On the basis of the foregoing implementation manner, the present application further provides a power output circuit 200, where the power output circuit 200 includes a filtering module 140, a transforming module 150, a thermistor 210, a rectifying module 160, an electrolytic capacitor E1, and the resistance control module 100, where the filtering module 140, the transforming module 150, the thermistor 210, the rectifying module 160, and the electrolytic capacitor E1 are electrically connected in sequence. When the machine is started, the electrolytic capacitor E1 is equivalent to a short circuit, and the purpose of current limiting is realized through the thermistor 210; when the device is normally operated after being started, the thermistor 210 can be short-circuited by using the resistor control module 100, thereby reducing power consumption.
In addition, an embodiment of the present application further provides an air conditioner, where a refrigerant in the air conditioner is an R290 refrigerant, and the air conditioner includes the power output circuit 200. Although the R290 refrigerant is a flammable refrigerant, since the resistance control module 100 provided by the present application includes the isolation unit 130, an arc may not occur when the resistance control module is turned on or turned off, thereby preventing the refrigerant from being ignited, and improving the safety of the air conditioner in the use process.

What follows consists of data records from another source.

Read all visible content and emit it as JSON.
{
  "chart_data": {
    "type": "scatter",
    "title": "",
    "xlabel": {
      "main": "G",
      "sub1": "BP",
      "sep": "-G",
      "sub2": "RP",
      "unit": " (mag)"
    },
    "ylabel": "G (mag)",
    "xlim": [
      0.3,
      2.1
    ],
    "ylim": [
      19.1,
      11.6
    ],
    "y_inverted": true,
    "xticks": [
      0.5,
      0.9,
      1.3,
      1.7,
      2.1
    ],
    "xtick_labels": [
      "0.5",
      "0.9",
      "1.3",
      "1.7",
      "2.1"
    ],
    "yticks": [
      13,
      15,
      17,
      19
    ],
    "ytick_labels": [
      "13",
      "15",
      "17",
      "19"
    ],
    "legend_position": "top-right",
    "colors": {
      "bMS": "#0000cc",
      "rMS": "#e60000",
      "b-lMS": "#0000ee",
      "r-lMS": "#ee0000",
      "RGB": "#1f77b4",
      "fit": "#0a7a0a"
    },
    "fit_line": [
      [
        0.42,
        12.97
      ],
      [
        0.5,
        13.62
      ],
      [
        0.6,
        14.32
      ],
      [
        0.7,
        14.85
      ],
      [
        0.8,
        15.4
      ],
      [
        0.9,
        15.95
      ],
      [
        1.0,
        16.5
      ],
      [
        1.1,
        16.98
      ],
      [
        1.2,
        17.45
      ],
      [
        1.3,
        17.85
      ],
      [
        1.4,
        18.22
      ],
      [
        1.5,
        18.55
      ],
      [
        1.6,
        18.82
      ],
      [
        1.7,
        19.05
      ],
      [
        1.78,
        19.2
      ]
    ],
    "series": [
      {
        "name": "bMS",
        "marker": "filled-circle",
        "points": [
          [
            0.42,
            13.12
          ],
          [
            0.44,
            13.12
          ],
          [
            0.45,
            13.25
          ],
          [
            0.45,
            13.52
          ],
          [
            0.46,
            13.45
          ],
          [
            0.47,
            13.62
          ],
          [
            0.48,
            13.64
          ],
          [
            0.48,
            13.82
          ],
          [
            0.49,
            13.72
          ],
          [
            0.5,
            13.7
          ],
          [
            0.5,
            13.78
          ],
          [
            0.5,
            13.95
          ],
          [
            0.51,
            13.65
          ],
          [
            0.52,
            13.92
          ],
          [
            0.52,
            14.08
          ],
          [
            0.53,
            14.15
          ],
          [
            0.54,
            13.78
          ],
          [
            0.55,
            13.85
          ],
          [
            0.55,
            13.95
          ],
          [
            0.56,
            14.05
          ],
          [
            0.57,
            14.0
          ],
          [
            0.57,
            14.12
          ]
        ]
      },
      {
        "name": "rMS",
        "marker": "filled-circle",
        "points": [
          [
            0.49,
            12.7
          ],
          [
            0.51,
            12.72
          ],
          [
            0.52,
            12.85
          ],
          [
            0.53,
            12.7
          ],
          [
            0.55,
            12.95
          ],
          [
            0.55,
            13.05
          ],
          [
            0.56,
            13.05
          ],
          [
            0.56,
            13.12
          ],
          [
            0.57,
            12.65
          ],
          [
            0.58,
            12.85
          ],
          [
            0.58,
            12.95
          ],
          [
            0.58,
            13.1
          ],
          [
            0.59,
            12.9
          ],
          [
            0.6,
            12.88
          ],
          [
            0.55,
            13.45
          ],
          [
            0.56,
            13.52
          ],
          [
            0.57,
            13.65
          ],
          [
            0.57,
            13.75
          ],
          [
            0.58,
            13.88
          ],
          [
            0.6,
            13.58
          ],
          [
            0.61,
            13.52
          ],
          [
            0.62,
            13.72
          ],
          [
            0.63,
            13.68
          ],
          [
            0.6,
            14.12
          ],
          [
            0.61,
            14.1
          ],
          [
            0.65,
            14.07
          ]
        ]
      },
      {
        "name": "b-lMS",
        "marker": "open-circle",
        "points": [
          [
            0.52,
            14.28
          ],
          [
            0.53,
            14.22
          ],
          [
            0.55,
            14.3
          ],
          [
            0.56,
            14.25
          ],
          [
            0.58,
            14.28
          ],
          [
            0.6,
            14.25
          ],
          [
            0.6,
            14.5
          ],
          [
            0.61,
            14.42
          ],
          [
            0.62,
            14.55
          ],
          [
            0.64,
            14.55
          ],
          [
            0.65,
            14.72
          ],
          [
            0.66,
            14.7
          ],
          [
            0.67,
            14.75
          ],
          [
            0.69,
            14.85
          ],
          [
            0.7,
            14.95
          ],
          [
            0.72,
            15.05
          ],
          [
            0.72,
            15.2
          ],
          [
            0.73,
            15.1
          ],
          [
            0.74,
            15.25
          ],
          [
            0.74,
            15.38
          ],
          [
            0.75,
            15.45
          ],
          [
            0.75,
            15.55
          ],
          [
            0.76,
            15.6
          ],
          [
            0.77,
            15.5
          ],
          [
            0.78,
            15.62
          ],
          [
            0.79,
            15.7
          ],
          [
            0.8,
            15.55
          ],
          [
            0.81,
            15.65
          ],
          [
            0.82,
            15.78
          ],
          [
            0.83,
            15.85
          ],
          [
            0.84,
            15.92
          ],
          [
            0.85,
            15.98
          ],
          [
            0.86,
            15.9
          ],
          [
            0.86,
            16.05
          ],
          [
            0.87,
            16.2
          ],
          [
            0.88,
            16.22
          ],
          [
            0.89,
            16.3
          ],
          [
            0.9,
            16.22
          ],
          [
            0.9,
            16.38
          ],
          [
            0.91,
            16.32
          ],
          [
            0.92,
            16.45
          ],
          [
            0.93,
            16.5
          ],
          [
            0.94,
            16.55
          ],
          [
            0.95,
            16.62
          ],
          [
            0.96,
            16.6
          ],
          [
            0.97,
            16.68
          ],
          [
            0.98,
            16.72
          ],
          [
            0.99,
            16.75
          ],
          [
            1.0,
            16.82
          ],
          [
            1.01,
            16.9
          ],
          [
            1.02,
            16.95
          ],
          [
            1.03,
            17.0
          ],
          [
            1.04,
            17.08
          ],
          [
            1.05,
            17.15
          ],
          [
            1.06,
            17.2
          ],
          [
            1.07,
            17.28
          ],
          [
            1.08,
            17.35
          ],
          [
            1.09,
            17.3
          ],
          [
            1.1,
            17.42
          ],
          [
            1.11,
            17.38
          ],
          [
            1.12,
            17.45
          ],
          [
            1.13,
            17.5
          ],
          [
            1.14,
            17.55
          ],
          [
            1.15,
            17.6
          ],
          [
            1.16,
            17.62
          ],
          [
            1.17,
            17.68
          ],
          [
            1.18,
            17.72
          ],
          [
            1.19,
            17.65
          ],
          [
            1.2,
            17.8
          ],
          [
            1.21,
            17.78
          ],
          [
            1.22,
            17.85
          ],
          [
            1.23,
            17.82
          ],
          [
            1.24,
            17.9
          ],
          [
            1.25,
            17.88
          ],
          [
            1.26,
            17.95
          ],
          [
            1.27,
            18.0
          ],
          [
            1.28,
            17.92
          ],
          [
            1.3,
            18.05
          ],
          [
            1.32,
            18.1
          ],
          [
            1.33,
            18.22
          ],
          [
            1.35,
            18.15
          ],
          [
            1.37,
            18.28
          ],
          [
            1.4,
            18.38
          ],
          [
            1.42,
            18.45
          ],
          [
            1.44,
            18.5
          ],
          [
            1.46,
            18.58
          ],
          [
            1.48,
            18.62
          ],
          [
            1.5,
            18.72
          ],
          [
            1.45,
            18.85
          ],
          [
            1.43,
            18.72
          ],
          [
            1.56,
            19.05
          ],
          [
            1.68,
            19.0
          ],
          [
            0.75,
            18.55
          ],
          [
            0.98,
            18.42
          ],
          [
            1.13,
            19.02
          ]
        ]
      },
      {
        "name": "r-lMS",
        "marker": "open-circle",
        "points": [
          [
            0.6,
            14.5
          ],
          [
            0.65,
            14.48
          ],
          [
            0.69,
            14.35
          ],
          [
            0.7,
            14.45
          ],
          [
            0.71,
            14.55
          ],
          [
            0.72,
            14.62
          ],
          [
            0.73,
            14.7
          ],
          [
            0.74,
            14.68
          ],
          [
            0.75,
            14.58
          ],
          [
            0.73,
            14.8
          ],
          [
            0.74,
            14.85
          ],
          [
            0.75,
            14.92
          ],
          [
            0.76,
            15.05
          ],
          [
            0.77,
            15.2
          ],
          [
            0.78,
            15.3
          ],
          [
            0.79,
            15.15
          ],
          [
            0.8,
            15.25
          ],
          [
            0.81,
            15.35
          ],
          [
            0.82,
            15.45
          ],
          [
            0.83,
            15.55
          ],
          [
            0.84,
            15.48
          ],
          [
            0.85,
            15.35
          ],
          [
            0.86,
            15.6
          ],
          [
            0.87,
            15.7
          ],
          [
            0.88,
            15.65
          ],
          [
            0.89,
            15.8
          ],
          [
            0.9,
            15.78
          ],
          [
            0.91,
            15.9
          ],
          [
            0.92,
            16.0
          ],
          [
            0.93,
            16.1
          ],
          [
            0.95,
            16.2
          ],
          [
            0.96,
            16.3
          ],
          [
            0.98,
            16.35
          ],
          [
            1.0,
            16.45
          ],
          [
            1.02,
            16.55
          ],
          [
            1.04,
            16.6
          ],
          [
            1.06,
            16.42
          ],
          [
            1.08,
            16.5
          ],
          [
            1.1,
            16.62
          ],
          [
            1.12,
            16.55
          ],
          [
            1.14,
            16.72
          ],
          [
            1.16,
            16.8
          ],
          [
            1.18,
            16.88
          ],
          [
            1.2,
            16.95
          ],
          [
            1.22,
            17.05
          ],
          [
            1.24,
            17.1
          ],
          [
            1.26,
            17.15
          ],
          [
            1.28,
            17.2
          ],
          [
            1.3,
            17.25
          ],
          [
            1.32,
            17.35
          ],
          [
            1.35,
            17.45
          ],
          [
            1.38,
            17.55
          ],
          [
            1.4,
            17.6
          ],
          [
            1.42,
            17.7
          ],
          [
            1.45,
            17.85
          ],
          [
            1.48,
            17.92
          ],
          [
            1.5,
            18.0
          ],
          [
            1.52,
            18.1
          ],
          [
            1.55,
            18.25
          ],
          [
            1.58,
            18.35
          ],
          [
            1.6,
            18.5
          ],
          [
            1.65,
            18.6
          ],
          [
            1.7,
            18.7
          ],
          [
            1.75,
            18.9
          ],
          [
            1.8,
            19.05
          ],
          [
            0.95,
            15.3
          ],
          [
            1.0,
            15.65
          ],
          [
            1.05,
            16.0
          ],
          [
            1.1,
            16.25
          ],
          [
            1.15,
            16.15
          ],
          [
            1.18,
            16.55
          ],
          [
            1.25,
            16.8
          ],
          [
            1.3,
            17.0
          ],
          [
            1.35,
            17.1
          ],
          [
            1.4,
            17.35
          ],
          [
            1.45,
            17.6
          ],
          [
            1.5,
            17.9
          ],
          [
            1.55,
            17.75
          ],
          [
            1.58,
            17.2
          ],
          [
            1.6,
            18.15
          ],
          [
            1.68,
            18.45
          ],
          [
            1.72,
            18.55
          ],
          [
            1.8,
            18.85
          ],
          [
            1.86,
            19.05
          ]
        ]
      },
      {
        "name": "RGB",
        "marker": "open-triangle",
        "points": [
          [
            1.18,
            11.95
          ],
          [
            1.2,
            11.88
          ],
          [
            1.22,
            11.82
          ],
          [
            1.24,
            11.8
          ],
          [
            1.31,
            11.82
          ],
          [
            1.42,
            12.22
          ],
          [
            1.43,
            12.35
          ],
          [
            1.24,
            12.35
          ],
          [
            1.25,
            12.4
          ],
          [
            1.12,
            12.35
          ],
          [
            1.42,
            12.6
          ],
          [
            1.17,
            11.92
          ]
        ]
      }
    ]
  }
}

In summary, the present application provides a resistance control module, a power output circuit and an air conditioner, the resistance control module is applied to the power output circuit, the power output circuit includes a thermistor, the resistance control module includes a controller, a driving unit and an isolation unit, the controller is electrically connected with the driving unit, the driving unit is electrically connected with the isolation unit, the isolation unit is further electrically connected with the thermistor, wherein the controller is used for controlling the isolation unit to be in a conducting or a turn-off state through the driving unit, and when the isolation unit is in the conducting state, the thermistor is short-circuited. On the first hand, through the arranged resistance control module, when the air conditioner is started, the controller can control the isolation unit to be not conducted, so that the thermistor normally works and the current limiting function is achieved. After the air conditioner is started, the controller can control the isolation unit to be in a conducting state, so that the thermistor is short-circuited, power consumption of the thermistor is not generated, and efficiency is improved. In the second aspect, because the isolation unit is electrically connected with the thermistor in the resistor control module, and because the isolation unit is contactless, electric arcs cannot be generated when the resistor control module is switched on and switched off, the hidden danger of igniting refrigerants is eliminated, and the safety is higher. In a third aspect, the resistance control module provided by the application has a simple circuit structure, so that the cost is low.
Although the present invention is disclosed above, the present invention is not limited thereto. Various changes and modifications may be effected therein by one skilled in the art without departing from the spirit and scope of the invention as defined in the appended claims.